Multiple Critical Remotely Exploitable Flaws Discovered in Memcached Caching System


Hey Webmasters, are you using Memcached to boost the performance of your website?

Beware! It might be vulnerable to remote hackers.

Three critical Remote Code Execution vulnerabilities have been

reported

in Memcached by security researcher Aleksandar Nikolich at Cisco Talos Group that expose major websites, including Facebook, Twitter, YouTube, Reddit, to hackers.

Memcached is a fabulous piece of open-source distributed caching system that allows objects to be stored in memory.

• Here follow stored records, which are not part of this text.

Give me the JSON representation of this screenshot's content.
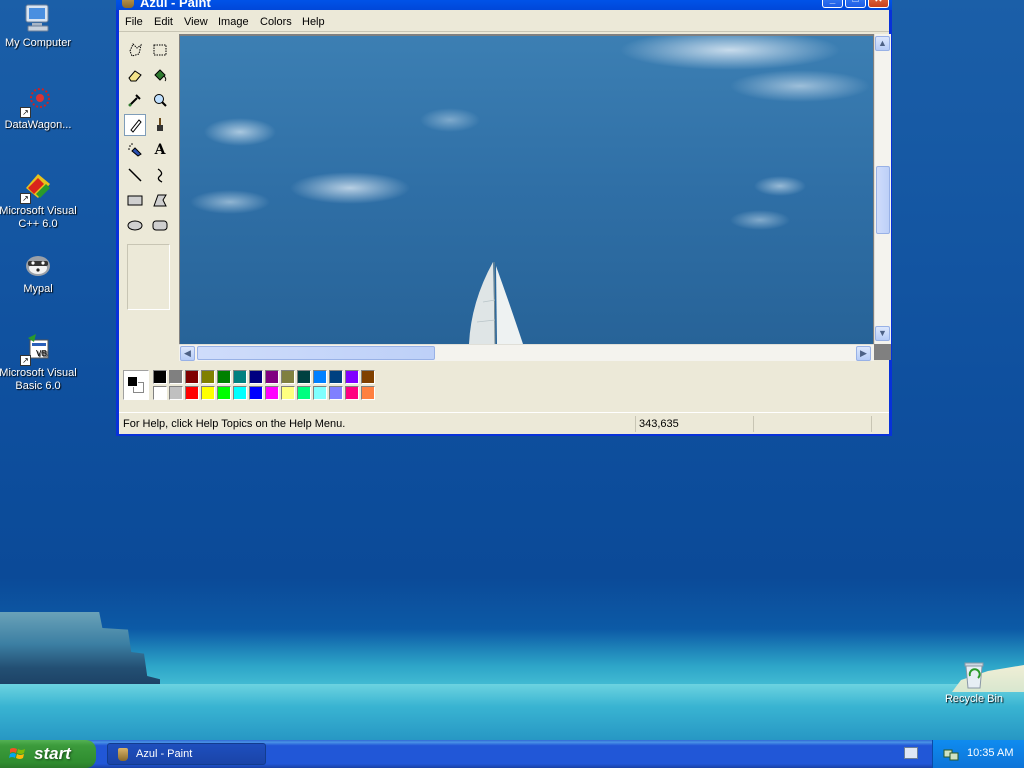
{
  "desktop": {
    "icons": [
      {
        "label": "My Computer",
        "icon": "my-computer-icon"
      },
      {
        "label": "DataWagon...",
        "icon": "datawagon-icon"
      },
      {
        "label": "Microsoft Visual C++ 6.0",
        "icon": "visual-cpp-icon"
      },
      {
        "label": "Mypal",
        "icon": "mypal-icon"
      },
      {
        "label": "Microsoft Visual Basic 6.0",
        "icon": "visual-basic-icon"
      },
      {
        "label": "Recycle Bin",
        "icon": "recycle-bin-icon"
      }
    ]
  },
  "window": {
    "title": "Azul - Paint",
    "menu": [
      "File",
      "Edit",
      "View",
      "Image",
      "Colors",
      "Help"
    ],
    "status": {
      "help_text": "For Help, click Help Topics on the Help Menu.",
      "coordinates": "343,635"
    },
    "tools": [
      "free-form-select-tool",
      "select-tool",
      "eraser-tool",
      "fill-tool",
      "pick-color-tool",
      "magnifier-tool",
      "pencil-tool",
      "brush-tool",
      "airbrush-tool",
      "text-tool",
      "line-tool",
      "curve-tool",
      "rectangle-tool",
      "polygon-tool",
      "ellipse-tool",
      "rounded-rectangle-tool"
    ],
    "active_tool": "pencil-tool",
    "palette_top": [
      "#000000",
      "#808080",
      "#800000",
      "#808000",
      "#008000",
      "#008080",
      "#000080",
      "#800080",
      "#808040",
      "#004040",
      "#0080ff",
      "#004080",
      "#8000ff",
      "#804000"
    ],
    "palette_bottom": [
      "#ffffff",
      "#c0c0c0",
      "#ff0000",
      "#ffff00",
      "#00ff00",
      "#00ffff",
      "#0000ff",
      "#ff00ff",
      "#ffff80",
      "#00ff80",
      "#80ffff",
      "#8080ff",
      "#ff0080",
      "#ff8040"
    ],
    "foreground_color": "#000000",
    "background_color": "#ffffff"
  },
  "taskbar": {
    "start_label": "start",
    "task_label": "Azul - Paint",
    "clock": "10:35 AM"
  }
}
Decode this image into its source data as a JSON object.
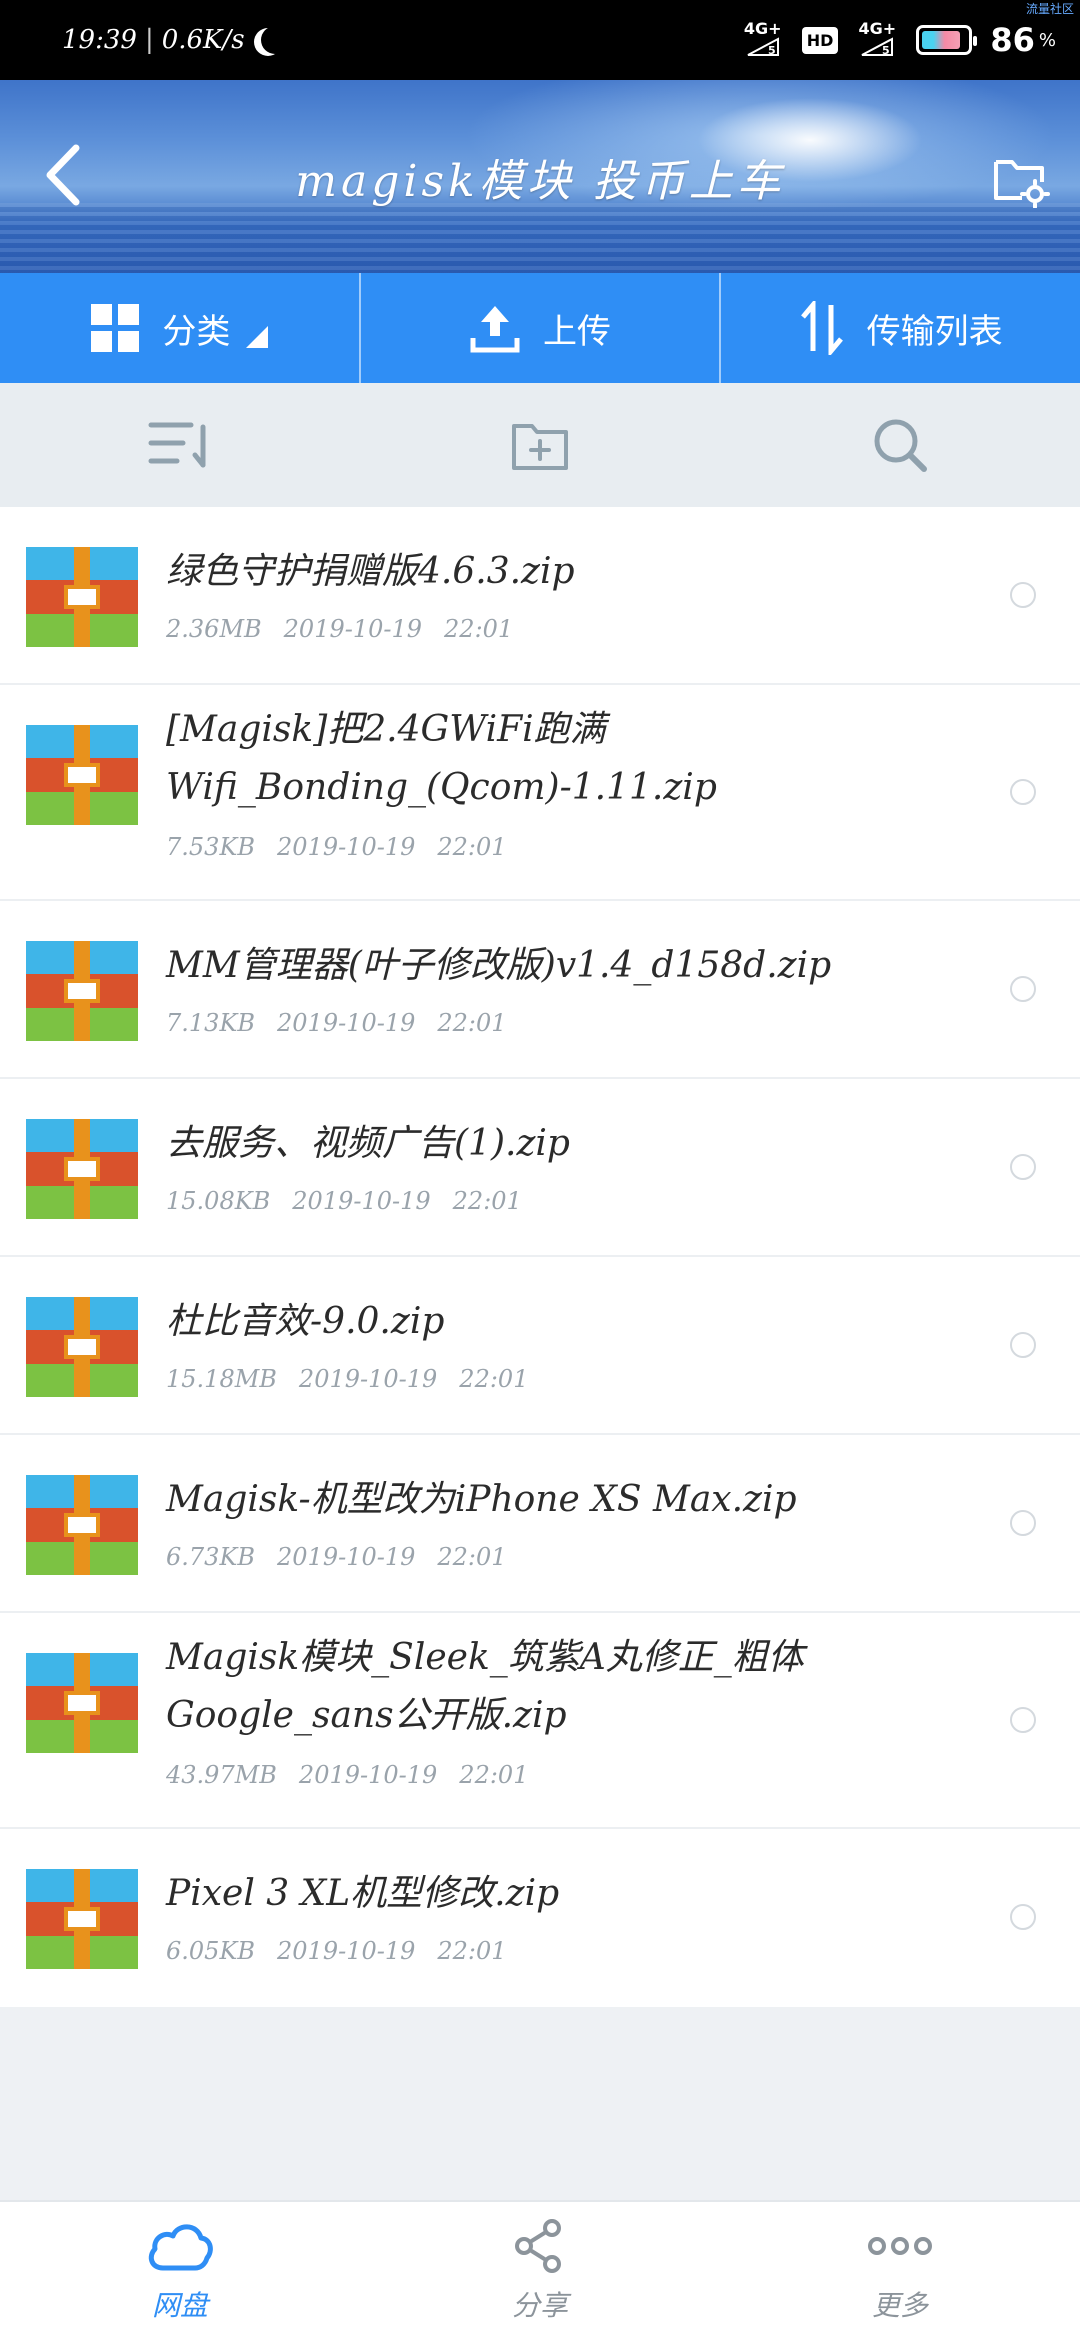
{
  "status_bar": {
    "time": "19:39",
    "speed": "0.6K/s",
    "net1": "4G+",
    "net2": "4G+",
    "hd": "HD",
    "battery": "86",
    "battery_unit": "%",
    "corner_tag": "流量社区"
  },
  "header": {
    "title": "magisk模块 投币上车"
  },
  "action_bar": {
    "category_label": "分类",
    "upload_label": "上传",
    "transfer_label": "传输列表"
  },
  "files": [
    {
      "name": "绿色守护捐赠版4.6.3.zip",
      "size": "2.36MB",
      "date": "2019-10-19",
      "time": "22:01"
    },
    {
      "name": "[Magisk]把2.4GWiFi跑满Wifi_Bonding_(Qcom)-1.11.zip",
      "size": "7.53KB",
      "date": "2019-10-19",
      "time": "22:01"
    },
    {
      "name": "MM管理器(叶子修改版)v1.4_d158d.zip",
      "size": "7.13KB",
      "date": "2019-10-19",
      "time": "22:01"
    },
    {
      "name": "去服务、视频广告(1).zip",
      "size": "15.08KB",
      "date": "2019-10-19",
      "time": "22:01"
    },
    {
      "name": "杜比音效-9.0.zip",
      "size": "15.18MB",
      "date": "2019-10-19",
      "time": "22:01"
    },
    {
      "name": "Magisk-机型改为iPhone XS Max.zip",
      "size": "6.73KB",
      "date": "2019-10-19",
      "time": "22:01"
    },
    {
      "name": "Magisk模块_Sleek_筑紫A丸修正_粗体Google_sans公开版.zip",
      "size": "43.97MB",
      "date": "2019-10-19",
      "time": "22:01"
    },
    {
      "name": "Pixel 3 XL机型修改.zip",
      "size": "6.05KB",
      "date": "2019-10-19",
      "time": "22:01"
    }
  ],
  "bottom_nav": {
    "cloud_label": "网盘",
    "share_label": "分享",
    "more_label": "更多"
  },
  "colors": {
    "accent": "#2f8ef5",
    "zip_blue": "#3fb5e8",
    "zip_red": "#d9522c",
    "zip_green": "#7cc243",
    "zip_orange": "#e8921c"
  }
}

It has been designed to speed up dynamic web applications by reducing stress on the database that helps administrators to increase performance and scale web applications.

Memcached is widely used by thousands upon thousands of websites, including popular social networking sites such as Facebook, Flickr, Twitter, Reddit, YouTube, Github, and many more.

Nikolich says that he discovered multiple integer overflow bugs in Memcached that could be exploited to remotely run arbitrary code on the targeted system, thereby compromising the many websites that expose Memcache servers accessible over the Internet.

The vulnerabilities actually reside in

"various Memcached functions that are used in inserting, appending, prepending, or modifying key-value data pairs."
  • CVE-2016-8704: Memcached Server Append/Prepend Remote Code Execution Vulnerability
  • CVE-2016-8705: Memcached Server Update Remote Code Execution Vulnerability
  • CVE-2016-8706: Memcached Server SASL Authentication Remote Code Execution Vulnerability


Hackers Can Remotely Steal Sensitive Information

If exploited, the vulnerabilities could allow attackers to send repeat specifically-crafted Memcached commands to the targeted servers.

Moreover, the flaws could also be exploited to leak sensitive process information that can further be used to bypass standard exploitation mitigations, like ASLR (Address Space Layout Randomisation), making the attacks reliable and considerably "severe."

By default, Memcached service installed on your server is available to the world on TCP port 11211, so it has always been strongly recommended to limit its access within a trusted environment, behind the firewall.

So, if you have not yet updated your software to the latest release and Memcached service is publically accessible, an attacker can simply exploit these vulnerabilities to remotely steal sensitive information cached by the server without your knowledge.

What's even worse?

These flaws could allow hackers to replace cached content with their malicious one in order to deface the website, serve phishing pages and malicious links to hijack victim's machine, placing hundreds of millions of online users at risk.

Patch your Memcached Server Now!

The integer overflow flaws in Memcached affect Memcached version 1.4.31 and earlier.

The researcher notified Memcached of the flaws and the company only took two days to build a patch on 31st October.

Memcached

says

the critical remote code execution flaws

"are related to the binary protocol as well as SASL authentication of the binary protocol,"

but has been fixed in the latest release.

Customers are advised to apply the patch even to Memcached deployments in "trusted" environments, as attackers with existing access could target vulnerable servers to move laterally within those networks.